Ouverture internationale
Ces actions, couplées à la stratégie d’ouverture internationale de l’école – elle accueille actuellement entre 15 et 18 % d’étudiants étrangers, avec des frais d’inscription différenciés par rapport aux étudiants français –, pourraient lui permettre de muscler son modèle économique et de renforcer son corps professoral avec le recrutement de cinq enseignants-chercheurs supplémentaires dans les cinq prochaines années. « Avec l’obtention de l’accréditation Equis, en 2023, nous avons démontré qu’il était possible de combiner excellence académique, service public et ouverture internationale, se réjouit le directeur. Notre modèle repose sur un équilibre subtil : servir l’intérêt général tout en rivalisant avec les meilleures écoles. Nous avons le même niveau d’excellence que des institutions privées ayant des moyens dix fois supérieurs aux nôtres… » L’école haut-garonnaise, qui revendique un taux d’insertion professionnelle de ses diplômés de 82 % à six mois, devra renouveler en septembre 2026 son accréditation Equis, octroyée pour une durée de trois ans.
L'Université Toulouse Capitole, futur « Grand établissement » ?
Cette ambitieuse feuille de route s’inscrit dans un contexte particulier pour l’école, qui fête ses 70 ans. L’Université Toulouse Capitole, dont TSM est l’une des composantes, projette en effet de se transformer en Grand établissement « en 2027 », précise à La Lettre M Hugues Kenfack, président. « Cela nous donnerait davantage de marge de manœuvre, estime-t-il. L’Université Toulouse Capitole est un établissement public expérimental (EPE) depuis 2023. L’expérimentation va prendre fin en 2028. D’ici là, elle aura été évaluée. Nous pourrons alors passer à l’étape du Grand établissement. »
Ce nouveau statut a déjà été adopté en 2023 par Toulouse School of Economics (TSE). Une prise d’autonomie qui avait été l’épilogue d'un long feuilleton, avec son lot de complexités et de crispations internes.
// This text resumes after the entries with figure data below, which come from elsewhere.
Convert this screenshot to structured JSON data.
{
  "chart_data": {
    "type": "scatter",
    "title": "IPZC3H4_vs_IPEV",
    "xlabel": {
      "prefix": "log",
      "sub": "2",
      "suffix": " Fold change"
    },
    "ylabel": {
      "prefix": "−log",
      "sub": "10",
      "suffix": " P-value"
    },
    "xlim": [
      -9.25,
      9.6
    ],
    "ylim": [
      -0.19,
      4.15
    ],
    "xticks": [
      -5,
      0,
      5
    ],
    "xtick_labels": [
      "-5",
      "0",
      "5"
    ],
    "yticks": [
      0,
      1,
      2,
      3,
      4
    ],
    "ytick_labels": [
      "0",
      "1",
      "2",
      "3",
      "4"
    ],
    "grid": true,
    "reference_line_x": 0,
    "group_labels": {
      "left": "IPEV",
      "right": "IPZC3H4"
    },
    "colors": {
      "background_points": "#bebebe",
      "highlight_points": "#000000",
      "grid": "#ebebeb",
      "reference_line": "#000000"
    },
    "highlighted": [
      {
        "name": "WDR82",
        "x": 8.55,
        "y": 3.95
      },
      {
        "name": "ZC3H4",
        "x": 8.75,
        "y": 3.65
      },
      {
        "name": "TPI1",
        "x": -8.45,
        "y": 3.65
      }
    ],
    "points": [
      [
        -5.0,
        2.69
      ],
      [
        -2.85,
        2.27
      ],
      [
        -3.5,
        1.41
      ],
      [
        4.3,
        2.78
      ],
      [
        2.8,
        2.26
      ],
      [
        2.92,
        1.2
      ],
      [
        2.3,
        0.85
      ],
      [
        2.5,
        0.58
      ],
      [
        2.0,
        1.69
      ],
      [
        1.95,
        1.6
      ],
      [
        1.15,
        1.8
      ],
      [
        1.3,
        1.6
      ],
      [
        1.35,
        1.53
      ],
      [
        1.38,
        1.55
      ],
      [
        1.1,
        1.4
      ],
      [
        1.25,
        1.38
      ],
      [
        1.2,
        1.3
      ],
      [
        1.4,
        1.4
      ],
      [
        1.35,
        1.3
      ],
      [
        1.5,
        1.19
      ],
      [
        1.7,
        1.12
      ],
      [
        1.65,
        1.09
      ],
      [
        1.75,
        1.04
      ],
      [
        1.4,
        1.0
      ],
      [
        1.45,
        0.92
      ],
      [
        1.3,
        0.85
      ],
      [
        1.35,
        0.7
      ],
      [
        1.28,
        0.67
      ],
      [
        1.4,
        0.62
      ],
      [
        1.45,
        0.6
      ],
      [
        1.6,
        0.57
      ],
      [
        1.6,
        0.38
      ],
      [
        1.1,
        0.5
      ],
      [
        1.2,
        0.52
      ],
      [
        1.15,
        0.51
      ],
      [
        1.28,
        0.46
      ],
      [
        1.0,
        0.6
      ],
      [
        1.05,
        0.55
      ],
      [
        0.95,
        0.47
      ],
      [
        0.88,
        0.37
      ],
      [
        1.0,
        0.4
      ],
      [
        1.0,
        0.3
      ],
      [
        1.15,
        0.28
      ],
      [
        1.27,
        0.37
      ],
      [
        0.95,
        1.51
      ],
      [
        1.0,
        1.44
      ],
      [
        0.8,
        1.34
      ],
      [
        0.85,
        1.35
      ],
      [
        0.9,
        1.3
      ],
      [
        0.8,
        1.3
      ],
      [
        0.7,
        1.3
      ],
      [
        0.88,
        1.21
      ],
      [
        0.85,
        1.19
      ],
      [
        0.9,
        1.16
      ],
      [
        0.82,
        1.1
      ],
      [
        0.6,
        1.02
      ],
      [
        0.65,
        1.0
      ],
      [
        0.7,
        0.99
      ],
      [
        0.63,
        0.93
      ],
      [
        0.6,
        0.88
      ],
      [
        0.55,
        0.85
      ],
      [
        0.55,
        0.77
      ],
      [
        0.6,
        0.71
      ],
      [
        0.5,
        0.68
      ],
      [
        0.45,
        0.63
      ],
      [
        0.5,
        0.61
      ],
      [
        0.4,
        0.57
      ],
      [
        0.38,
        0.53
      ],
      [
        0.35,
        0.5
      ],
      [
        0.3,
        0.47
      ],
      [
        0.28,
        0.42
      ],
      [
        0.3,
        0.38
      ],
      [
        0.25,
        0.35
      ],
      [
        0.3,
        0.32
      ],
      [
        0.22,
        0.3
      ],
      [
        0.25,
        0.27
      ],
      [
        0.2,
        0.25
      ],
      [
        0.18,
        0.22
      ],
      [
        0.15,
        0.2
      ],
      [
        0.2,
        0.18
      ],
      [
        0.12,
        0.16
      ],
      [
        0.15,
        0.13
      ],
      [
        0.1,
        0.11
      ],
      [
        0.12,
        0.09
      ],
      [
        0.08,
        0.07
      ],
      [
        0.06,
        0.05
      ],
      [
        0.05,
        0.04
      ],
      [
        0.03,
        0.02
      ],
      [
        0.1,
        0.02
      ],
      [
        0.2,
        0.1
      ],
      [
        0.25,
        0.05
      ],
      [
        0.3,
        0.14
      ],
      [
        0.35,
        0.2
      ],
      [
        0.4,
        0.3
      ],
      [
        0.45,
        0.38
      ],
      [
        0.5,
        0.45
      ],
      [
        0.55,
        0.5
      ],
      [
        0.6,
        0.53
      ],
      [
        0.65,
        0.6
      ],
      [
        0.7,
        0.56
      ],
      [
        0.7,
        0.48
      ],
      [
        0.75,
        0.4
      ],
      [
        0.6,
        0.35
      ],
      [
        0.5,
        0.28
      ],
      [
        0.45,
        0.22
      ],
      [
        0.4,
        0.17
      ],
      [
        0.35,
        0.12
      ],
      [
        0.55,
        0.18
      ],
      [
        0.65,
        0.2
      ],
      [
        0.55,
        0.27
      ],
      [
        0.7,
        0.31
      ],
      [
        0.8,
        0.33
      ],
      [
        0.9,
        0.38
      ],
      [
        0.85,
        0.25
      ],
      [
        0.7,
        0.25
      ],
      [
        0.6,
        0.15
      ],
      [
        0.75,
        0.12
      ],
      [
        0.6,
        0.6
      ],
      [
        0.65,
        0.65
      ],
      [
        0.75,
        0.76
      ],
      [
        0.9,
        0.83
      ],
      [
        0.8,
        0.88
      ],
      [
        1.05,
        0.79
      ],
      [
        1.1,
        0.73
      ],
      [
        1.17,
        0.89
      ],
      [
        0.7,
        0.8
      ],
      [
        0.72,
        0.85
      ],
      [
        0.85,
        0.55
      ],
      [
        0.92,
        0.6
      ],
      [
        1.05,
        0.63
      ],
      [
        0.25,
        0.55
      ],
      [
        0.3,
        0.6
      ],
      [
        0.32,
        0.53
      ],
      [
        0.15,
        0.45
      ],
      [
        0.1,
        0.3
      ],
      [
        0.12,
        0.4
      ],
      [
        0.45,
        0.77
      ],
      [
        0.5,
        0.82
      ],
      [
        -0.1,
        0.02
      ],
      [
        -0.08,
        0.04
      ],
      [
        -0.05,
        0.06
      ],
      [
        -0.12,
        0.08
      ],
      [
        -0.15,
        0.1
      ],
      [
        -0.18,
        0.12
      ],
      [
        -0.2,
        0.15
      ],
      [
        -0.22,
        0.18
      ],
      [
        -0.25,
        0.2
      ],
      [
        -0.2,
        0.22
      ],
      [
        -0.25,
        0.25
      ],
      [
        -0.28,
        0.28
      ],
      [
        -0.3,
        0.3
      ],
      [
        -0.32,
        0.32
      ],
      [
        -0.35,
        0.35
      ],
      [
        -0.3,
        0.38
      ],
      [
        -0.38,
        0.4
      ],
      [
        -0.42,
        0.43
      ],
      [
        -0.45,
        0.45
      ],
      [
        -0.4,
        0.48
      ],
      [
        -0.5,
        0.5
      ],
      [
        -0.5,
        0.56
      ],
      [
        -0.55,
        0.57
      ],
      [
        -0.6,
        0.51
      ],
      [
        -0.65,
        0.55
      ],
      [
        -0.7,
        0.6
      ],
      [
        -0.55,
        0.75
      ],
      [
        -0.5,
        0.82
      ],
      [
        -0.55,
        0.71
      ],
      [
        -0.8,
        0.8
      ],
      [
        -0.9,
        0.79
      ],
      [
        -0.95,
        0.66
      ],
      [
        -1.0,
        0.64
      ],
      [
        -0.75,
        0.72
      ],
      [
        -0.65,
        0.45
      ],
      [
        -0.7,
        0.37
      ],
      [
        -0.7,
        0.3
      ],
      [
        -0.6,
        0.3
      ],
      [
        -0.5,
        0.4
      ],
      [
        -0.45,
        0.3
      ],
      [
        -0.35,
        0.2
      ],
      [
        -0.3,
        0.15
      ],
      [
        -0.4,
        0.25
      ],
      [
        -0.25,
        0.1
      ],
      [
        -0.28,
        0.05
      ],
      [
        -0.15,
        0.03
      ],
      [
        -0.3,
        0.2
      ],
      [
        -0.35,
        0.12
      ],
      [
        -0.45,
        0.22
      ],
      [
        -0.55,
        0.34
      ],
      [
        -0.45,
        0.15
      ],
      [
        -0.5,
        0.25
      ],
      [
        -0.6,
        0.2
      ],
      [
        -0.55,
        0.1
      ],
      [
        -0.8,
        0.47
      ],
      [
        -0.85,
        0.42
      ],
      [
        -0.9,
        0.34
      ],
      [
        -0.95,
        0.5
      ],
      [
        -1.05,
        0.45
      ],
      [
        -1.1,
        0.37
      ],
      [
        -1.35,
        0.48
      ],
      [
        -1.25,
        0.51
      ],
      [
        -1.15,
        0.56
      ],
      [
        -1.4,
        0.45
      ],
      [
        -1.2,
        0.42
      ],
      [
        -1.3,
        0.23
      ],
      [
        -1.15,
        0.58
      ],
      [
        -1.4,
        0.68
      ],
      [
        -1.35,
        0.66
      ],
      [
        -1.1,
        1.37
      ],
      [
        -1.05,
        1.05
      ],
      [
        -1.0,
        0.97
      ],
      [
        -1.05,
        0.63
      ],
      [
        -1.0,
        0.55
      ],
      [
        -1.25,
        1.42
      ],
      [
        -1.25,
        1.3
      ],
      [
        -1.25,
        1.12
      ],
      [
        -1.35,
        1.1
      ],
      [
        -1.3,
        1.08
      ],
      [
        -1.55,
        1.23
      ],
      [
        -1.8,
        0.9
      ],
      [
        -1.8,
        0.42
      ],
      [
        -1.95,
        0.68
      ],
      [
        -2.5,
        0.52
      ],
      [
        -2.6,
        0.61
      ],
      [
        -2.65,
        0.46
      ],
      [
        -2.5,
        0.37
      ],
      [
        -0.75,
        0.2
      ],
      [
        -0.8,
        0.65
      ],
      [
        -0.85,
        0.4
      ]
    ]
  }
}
En sera-t-il de même pour l’Université Toulouse Capitole, s’interroge La Lettre M ? « Il peut y avoir des freins car les pouvoirs publics sont en général plutôt réticents à accorder ce statut, reconnaît Hugues Kenfack le 7 octobre devant la presse. Mais l’expérimentation menée dans le cadre de l’établissement public expérimental a obtenu des résultats. » Et en interne, qu'en sera-t-il ? « Ce seront les mêmes difficultés que celles rencontrées lors de notre transformation en EPE, répond Hugues Kenfack. Les gens ont parfois l’impression que l’on change tout. Mais il faut s’adapter au monde qui change. »
Fondée en 1955, TSM est spécialisée dans la formation des managers. L’école, qui propose 17 Masters avec plus de 80 parcours différents, revendique 23 000 diplômés et près de 100 universités partenaires sur tous les continents. Elle abrite un laboratoire de recherche, TSM-Research (UMR CNRS-UT Capitole), accueillant 59 enseignants-chercheurs et 60 doctorants. L’équipe pédagogique de TSM comprend également plus de 450 formateurs vacataires.